Proposta do governo prevê criação da Licença de Aprendizagem Veicular e aulas com instrutores autônomos; setor teme perda de qualidade e aumento nos acidentes

Proposta para mudar regras da CNH é alvo de criticas em Cascavel; entenda Créditos: Autoescola Senna/Reprodução

A discussão sobre mudar as regras para tirar a Carteira Nacional de Habilitação (CNH) chegou às ruas de Cascavel. O Ministério dos Transportes abriu uma consulta pública que propõe tornar facultativas as aulas em autoescolas e permitir que instrutores autônomos treinem candidatos fora dos Centros de Formação de Condutores (CFCs). A ideia é criar a chamada Licença de Aprendizagem Veicular (LAV), que autorizaria o aluno a praticar em veículo comum antes mesmo de obter a habilitação.

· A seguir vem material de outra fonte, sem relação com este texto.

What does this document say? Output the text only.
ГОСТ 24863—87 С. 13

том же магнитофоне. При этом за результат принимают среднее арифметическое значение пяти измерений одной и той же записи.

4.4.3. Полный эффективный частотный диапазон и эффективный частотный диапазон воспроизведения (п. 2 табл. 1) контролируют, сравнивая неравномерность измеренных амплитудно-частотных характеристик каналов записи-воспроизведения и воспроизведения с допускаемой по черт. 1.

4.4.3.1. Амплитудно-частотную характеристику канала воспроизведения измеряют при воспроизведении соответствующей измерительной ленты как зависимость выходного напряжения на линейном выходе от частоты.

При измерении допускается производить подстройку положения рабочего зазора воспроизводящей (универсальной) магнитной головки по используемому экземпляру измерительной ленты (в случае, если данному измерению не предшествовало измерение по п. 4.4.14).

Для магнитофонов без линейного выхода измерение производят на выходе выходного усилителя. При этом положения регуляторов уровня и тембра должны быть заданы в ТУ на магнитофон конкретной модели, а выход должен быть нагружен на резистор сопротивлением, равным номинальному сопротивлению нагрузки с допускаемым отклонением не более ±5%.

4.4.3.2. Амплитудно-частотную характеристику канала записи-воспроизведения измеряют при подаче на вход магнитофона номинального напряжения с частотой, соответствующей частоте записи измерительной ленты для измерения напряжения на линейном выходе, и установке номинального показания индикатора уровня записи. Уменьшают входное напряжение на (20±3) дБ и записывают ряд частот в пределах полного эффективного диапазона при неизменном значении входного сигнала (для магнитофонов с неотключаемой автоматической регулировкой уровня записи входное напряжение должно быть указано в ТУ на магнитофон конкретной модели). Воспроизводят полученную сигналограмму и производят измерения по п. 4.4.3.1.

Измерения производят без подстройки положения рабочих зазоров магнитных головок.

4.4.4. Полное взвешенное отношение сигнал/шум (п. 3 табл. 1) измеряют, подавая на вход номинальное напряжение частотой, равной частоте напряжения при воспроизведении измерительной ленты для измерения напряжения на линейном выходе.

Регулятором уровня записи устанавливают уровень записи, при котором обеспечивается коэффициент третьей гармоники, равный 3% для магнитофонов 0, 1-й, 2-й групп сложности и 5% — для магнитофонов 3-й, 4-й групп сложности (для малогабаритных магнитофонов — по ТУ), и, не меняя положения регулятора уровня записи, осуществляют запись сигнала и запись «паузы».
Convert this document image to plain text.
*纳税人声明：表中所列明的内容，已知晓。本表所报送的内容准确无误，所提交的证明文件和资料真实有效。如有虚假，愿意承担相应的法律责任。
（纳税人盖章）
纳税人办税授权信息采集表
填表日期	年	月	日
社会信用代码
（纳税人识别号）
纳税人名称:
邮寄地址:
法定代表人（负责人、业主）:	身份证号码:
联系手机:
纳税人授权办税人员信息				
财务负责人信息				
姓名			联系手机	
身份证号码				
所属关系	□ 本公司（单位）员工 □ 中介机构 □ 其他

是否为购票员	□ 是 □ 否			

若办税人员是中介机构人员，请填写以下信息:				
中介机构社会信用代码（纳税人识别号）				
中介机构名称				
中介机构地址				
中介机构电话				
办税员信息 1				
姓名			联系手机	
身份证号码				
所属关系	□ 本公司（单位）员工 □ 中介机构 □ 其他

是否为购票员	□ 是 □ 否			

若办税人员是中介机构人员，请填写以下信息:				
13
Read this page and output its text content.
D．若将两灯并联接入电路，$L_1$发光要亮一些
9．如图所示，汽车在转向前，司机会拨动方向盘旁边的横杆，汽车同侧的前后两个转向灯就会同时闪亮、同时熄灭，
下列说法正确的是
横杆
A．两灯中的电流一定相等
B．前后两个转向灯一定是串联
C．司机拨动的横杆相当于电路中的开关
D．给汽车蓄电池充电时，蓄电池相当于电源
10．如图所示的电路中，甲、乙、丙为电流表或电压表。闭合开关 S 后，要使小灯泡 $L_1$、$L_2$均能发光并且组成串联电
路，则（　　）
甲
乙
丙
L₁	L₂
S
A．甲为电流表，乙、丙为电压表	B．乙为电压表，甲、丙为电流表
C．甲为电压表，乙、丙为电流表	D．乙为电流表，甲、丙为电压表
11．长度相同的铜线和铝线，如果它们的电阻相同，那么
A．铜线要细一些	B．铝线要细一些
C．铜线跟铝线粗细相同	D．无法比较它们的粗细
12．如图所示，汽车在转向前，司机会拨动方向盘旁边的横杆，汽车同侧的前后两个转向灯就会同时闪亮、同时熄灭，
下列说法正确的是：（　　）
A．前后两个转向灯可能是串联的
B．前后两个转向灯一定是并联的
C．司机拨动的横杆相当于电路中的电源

O governo argumenta que a medida pode reduzir em até 80% o custo do processo, hoje em torno de R$ 2.500, e ampliar o acesso à CNH, especialmente para trabalhadores de baixa renda. Apesar da promessa de democratização, o tema divide opiniões e preocupa profissionais da área, que veem riscos à segurança e à qualidade da formação.

O chefe do Detran de Cascavel, José Ivanir, afirmou à reportagem da Gazeta do Paraná que até o momento, não há nenhuma normativa oficial do governo federal sobre o fim da obrigatoriedade das autoescolas. Segundo ele, qualquer mudança precisa ser amplamente debatida e analisada sob o ponto de vista da segurança no trânsito.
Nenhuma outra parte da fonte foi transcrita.